Pemprov DKI Siapkan Keringanan Tunggakan Sewa Rusun untuk Warga Tak Mampu!
HAIJAKARTA.ID- Pemerintah Provinsi (Pemprov) DKI Jakarta menyatakan akan memberikan keringanan bagi masyarakat berpenghasilan rendah (MBR) yang mengalami kesulitan membayar tunggakan sewa rumah susun sederhana sewa (rusunawa).
Kebijakan tersebut menjadi respons Pemprov DKI terhadap usulan sejumlah fraksi DPRD Jakarta yang meminta agar warga tidak mampu tidak kehilangan tempat tinggal hanya karena memiliki tunggakan sewa rusun.
Wakil Gubernur DKI Jakarta menyampaikan kebijakan tersebut dalam Rapat Paripurna DPRD DKI Jakarta pada Rabu (26/8/2026).
Menurut Rano, Pemprov DKI akan menyiapkan sejumlah mekanisme untuk menyelesaikan persoalan tunggakan, mulai dari restrukturisasi pembayaran, pembebasan denda keterlambatan, hingga skema keringanan lainnya.
Berlaku untuk Warga yang Benar-Benar Tidak Mampu
Rano menegaskan, kebijakan tersebut tidak serta-merta diberikan kepada seluruh penghuni rusunawa yang memiliki tunggakan.
Keringanan ditujukan terutama bagi masyarakat berpenghasilan rendah yang memang tidak memiliki kemampuan untuk membayar serta warga yang tinggal di rusun akibat terdampak relokasi.
“Eksekutif akan menerapkan mekanisme restrukturisasi, pembebasan denda keterlambatan atau skema keringanan lainnya bagi masyarakat berpenghasilan rendah yang benar-benar tidak mampu dan terdampak relokasi,” ujar Rano dalam rapat paripurna.
Kebijakan ini diharapkan dapat memberikan perlindungan kepada warga yang berada dalam kondisi ekonomi sulit sekaligus mencegah mereka kehilangan tempat tinggal.
Tunggakan Rusunawa Capai Rp95,5 Miliar
Persoalan tunggakan sewa rusunawa menjadi salah satu perhatian Pemprov DKI. Berdasarkan data 2025, total tunggakan sewa rusunawa di Jakarta tercatat mencapai Rp95,5 miliar.
Besarnya nilai tunggakan tersebut membuat pemerintah perlu mencari mekanisme penyelesaian yang tetap mempertimbangkan kondisi ekonomi penghuni.
Pemprov DKI tidak hanya mempertimbangkan aspek penagihan, tetapi juga kondisi warga yang memang mengalami keterbatasan kemampuan ekonomi.
Bukan Berarti Semua Tunggakan Dihapus
Rencana kebijakan tersebut juga tidak berarti seluruh penghuni rusunawa yang menunggak akan otomatis terbebas dari kewajiban pembayaran.
Pemprov DKI tetap akan melakukan pembinaan terhadap penghuni yang sebenarnya mampu membayar tetapi dengan sengaja mengabaikan kewajibannya.

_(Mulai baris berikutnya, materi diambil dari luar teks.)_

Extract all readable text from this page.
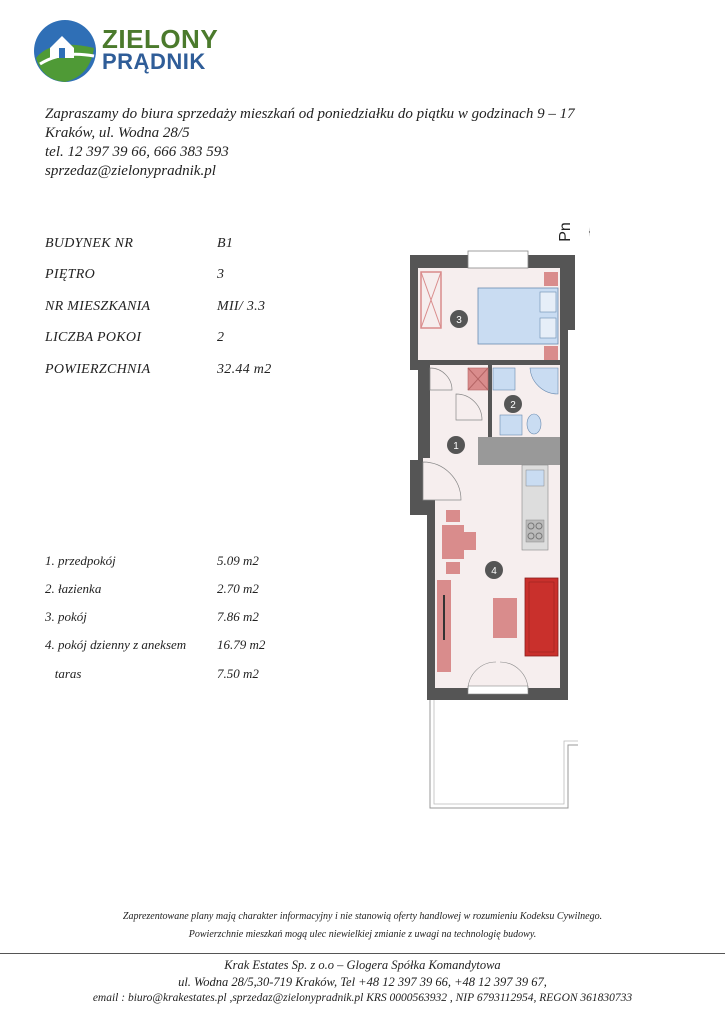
ZIELONY
PRĄDNIK
Zapraszamy do biura sprzedaży mieszkań od poniedziałku do piątku w godzinach 9 – 17
Kraków, ul. Wodna 28/5
tel. 12 397 39 66, 666 383 593
sprzedaz@zielonypradnik.pl
BUDYNEK NR	B1
PIĘTRO	3
NR MIESZKANIA	MII/ 3.3
LICZBA POKOI	2
POWIERZCHNIA	32.44 m2
1. przedpokój	5.09 m2
2. łazienka	2.70 m2
3. pokój	7.86 m2
4. pokój dzienny z aneksem 16.79 m2
taras	7.50 m2
Pn
3
2
1
4
Zaprezentowane plany mają charakter informacyjny i nie stanowią oferty handlowej w rozumieniu Kodeksu Cywilnego.
Powierzchnie mieszkań mogą ulec niewielkiej zmianie z uwagi na technologię budowy.
Krak Estates Sp. z o.o – Glogera Spółka Komandytowa
ul. Wodna 28/5,30-719 Kraków, Tel +48 12 397 39 66, +48 12 397 39 67,
email : biuro@krakestates.pl ,sprzedaz@zielonypradnik.pl KRS 0000563932 , NIP 6793112954, REGON 361830733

Langkah tersebut dinilai penting agar kebijakan keringanan tidak menghilangkan tanggung jawab penghuni sekaligus tetap menjaga keberlangsungan aset milik daerah.
“Langkah ini bertujuan melindungi warga dari risiko kehilangan tempat tinggal tanpa mengabaikan aspek pembinaan bagi mereka yang secara sengaja melalaikan kewajibannya. Hal ini untuk menjaga keberlangsungan aset daerah,” kata Rano.
Rusun Didorong Jadi Hunian yang Layak dan Terjangkau
Persoalan tunggakan sewa tersebut turut dibahas dalam pembahasan Rancangan Peraturan Daerah (Raperda) tentang Rumah Susun.
Pemprov DKI bersama DPRD Jakarta mendorong agar keberadaan rusun tidak hanya dipandang sebagai tempat tinggal bagi masyarakat berpenghasilan rendah, tetapi juga menjadi bagian dari ekosistem hunian yang layak, aman, terjangkau, inklusif, dan berkelanjutan.
Dalam rapat paripurna pada 26 Agustus 2026, seluruh fraksi DPRD DKI menyatakan menyetujui pembahasan Raperda Rumah Susun, meski tetap memberikan sejumlah catatan agar regulasi tersebut semakin berpihak kepada masyarakat dan menjamin hak dasar warga.
Dengan skema keringanan tunggakan tersebut, Pemprov DKI berharap persoalan pembayaran sewa rusun dapat diselesaikan secara lebih manusiawi.
Di sisi lain, pemerintah tetap berupaya memastikan pengelolaan aset daerah berjalan secara tertib dan berkelanjutan.